M&A / Property
Ovintiv Announces Closing of NuVista Energy Acquisition

OVV · Price
Executive Summary
- Ovintiv completed its cash‑and‑stock acquisition of NuVista Energy Ltd., valued at approximately $2.7 billion.
- The deal adds roughly 930 net 10,000‑ft equivalent well locations and ~140,000 net acres (≈70% undeveloped) in the Montney formation, targeting ~100 MBOE/d production in 2026.
- Expected annual cost synergies are about $100 million, including ≈$1 million per‑well savings; the transaction is supported by >99% of votes cast.
Key Details
- Transaction Value: ~$2.7 billion (cash and Ovintiv common stock).

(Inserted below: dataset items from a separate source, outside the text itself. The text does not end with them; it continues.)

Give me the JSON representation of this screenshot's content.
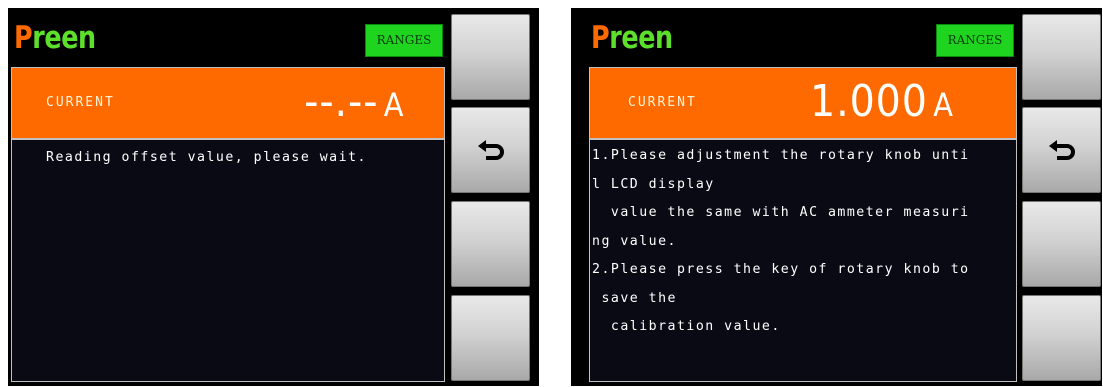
{
  "left_screen": {
    "brand": {
      "first": "P",
      "rest": "reen"
    },
    "ranges_button": "RANGES",
    "reading": {
      "label": "CURRENT",
      "value": "--.--",
      "unit": "A"
    },
    "message_lines": [
      "Reading offset value, please wait."
    ]
  },
  "right_screen": {
    "brand": {
      "first": "P",
      "rest": "reen"
    },
    "ranges_button": "RANGES",
    "reading": {
      "label": "CURRENT",
      "value": "1.000",
      "unit": "A"
    },
    "message_lines": [
      "1.Please adjustment the rotary knob unti",
      "l LCD display",
      "  value the same with AC ammeter measuri",
      "ng value.",
      "2.Please press the key of rotary knob to",
      " save the",
      "  calibration value."
    ]
  },
  "softkeys": {
    "back_icon": "return-arrow-icon",
    "colors": {
      "brand_p": "#ff6a00",
      "brand_reen": "#5de02b",
      "ranges_bg": "#1fd41f",
      "reading_bg": "#ff6a00"
    }
  }
}
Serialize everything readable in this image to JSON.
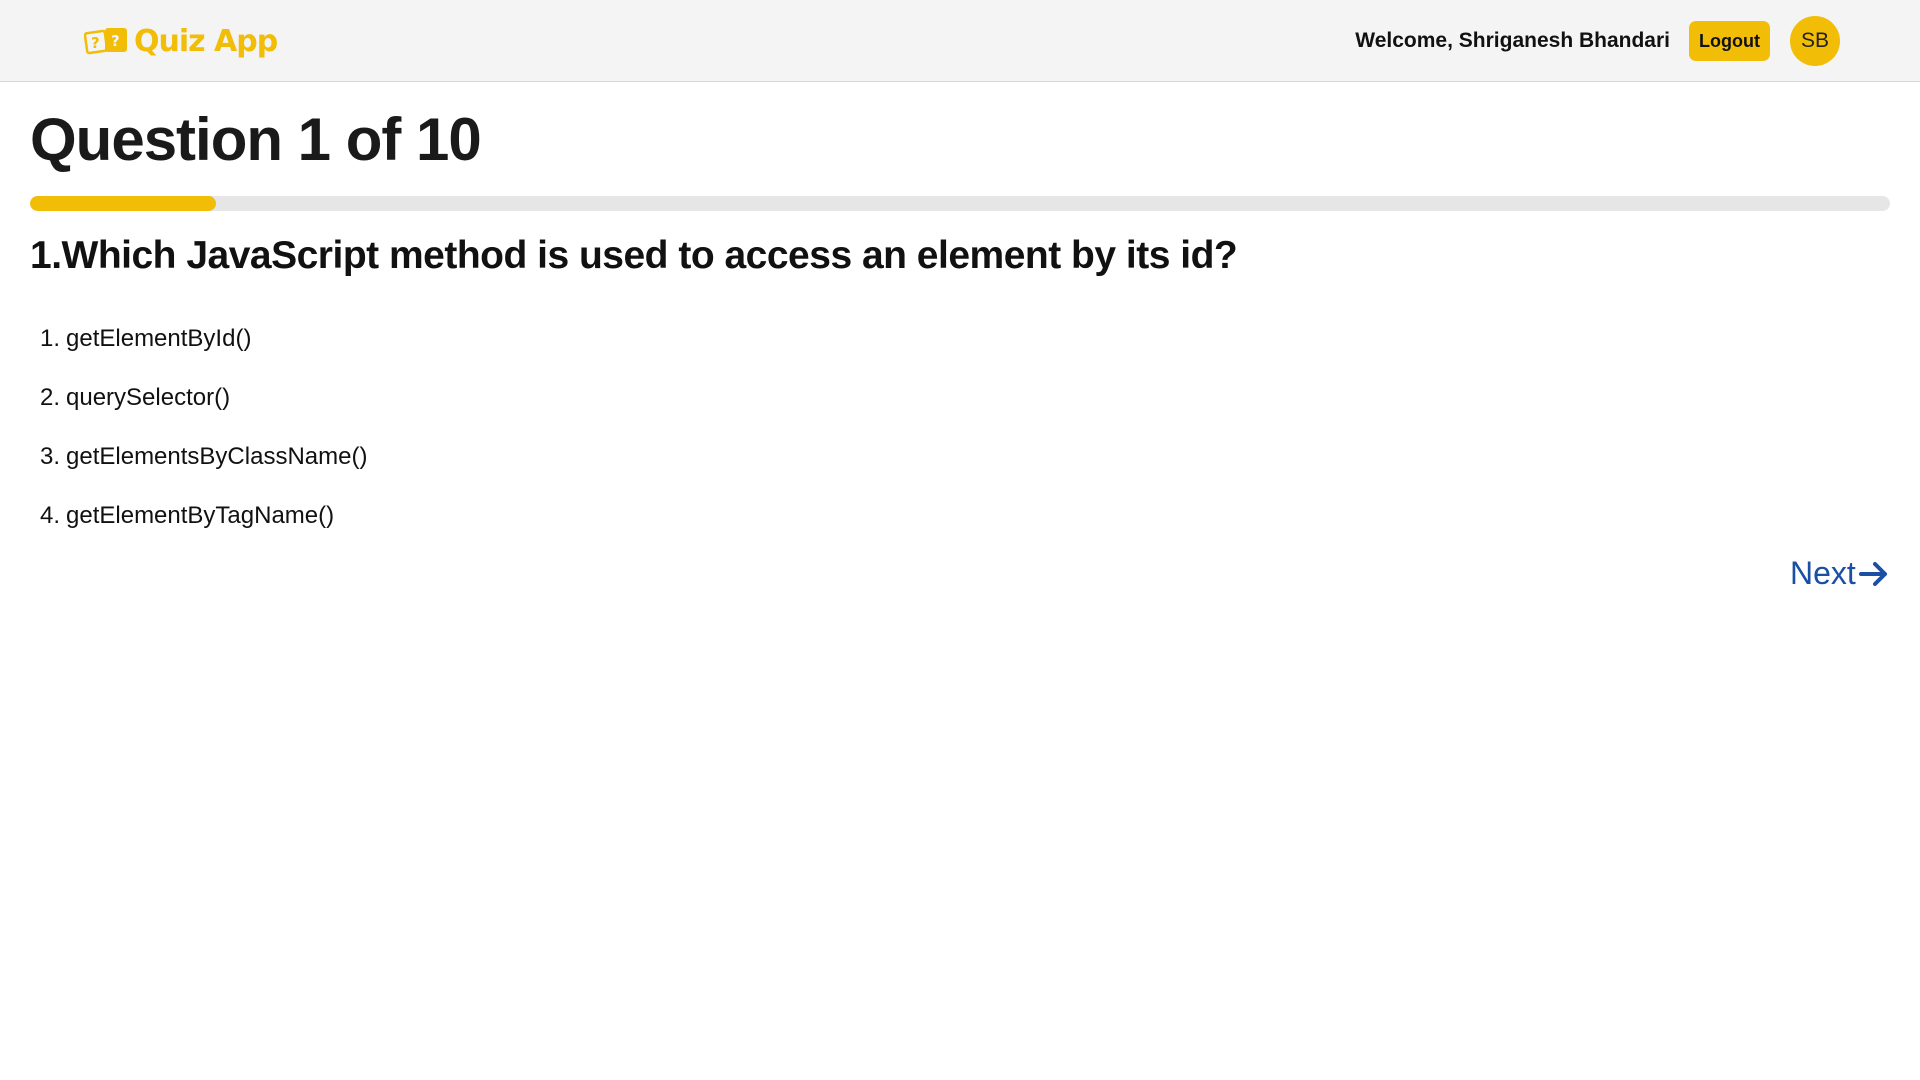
{
  "header": {
    "logo_text": "Quiz App",
    "logo_icon": "question-cards-icon",
    "welcome_text": "Welcome, Shriganesh Bhandari",
    "logout_label": "Logout",
    "avatar_initials": "SB"
  },
  "quiz": {
    "heading": "Question 1 of 10",
    "progress_fraction": 0.1,
    "question_text": "1.Which JavaScript method is used to access an element by its id?",
    "options": [
      {
        "number": "1.",
        "label": "getElementById()"
      },
      {
        "number": "2.",
        "label": "querySelector()"
      },
      {
        "number": "3.",
        "label": "getElementsByClassName()"
      },
      {
        "number": "4.",
        "label": "getElementByTagName()"
      }
    ],
    "next_label": "Next",
    "next_icon": "arrow-right-icon"
  },
  "colors": {
    "accent": "#f2bd07",
    "link": "#1a4fa3",
    "header_bg": "#f4f4f4",
    "progress_track": "#e6e6e6"
  }
}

- Consideration Options for NuVista Shareholders:
- $18.00 CAD cash per share, or
- 0.344 Ovintiv shares per NuVista share, or a combination subject to caps of $1.57 billion CAD in cash and 30.1 million Ovintiv shares.
- Final Election Results:
- All‑cash electors receive 100% cash.
- All‑share electors receive ~58% share / 42% cash.
- Mixed or default electors receive ~71% cash / 29% share.
- Asset Impact:
- Adds ≈930 net 10,000‑ft equivalent well locations.
- Adds ≈140,000 net acres (≈70% undeveloped) in core Alberta Montney.
- Expected 2026 production from acquired assets: ~100 MBOE/d (≈25 k bbl/d oil & condensate).
- Synergies: Projected $100 million annual cost savings; ≈$1 million per‑well reduction, aligning with current Montney well costs.
- Strategic Fit: Assets are adjacent to existing Ovintiv operations, providing access to processing and downstream capacity.
- Future Guidance: Ovintiv will issue full‑year and Q1 2026 guidance with its Q4 2025 results on February 23, 2026.
- Shareholder Vote: >99% approval; ~64% participation rate among NuVista shareholders.
- Delisting: NuVista shares expected to be delisted from the TSX within a few trading days post‑closing.
Notable Quotes
“These top decile rate of return assets in the heart of the Montney oil window are an exceptional fit with our existing acreage and infrastructure,” – Brendan McCracken, President & CEO, Ovintiv.
“We expect to generate cost synergies of approximately $100 million annually… The combination of this transaction with the planned divestiture of our Anadarko assets will streamline and high‑grade our portfolio…” – Brendan McCracken.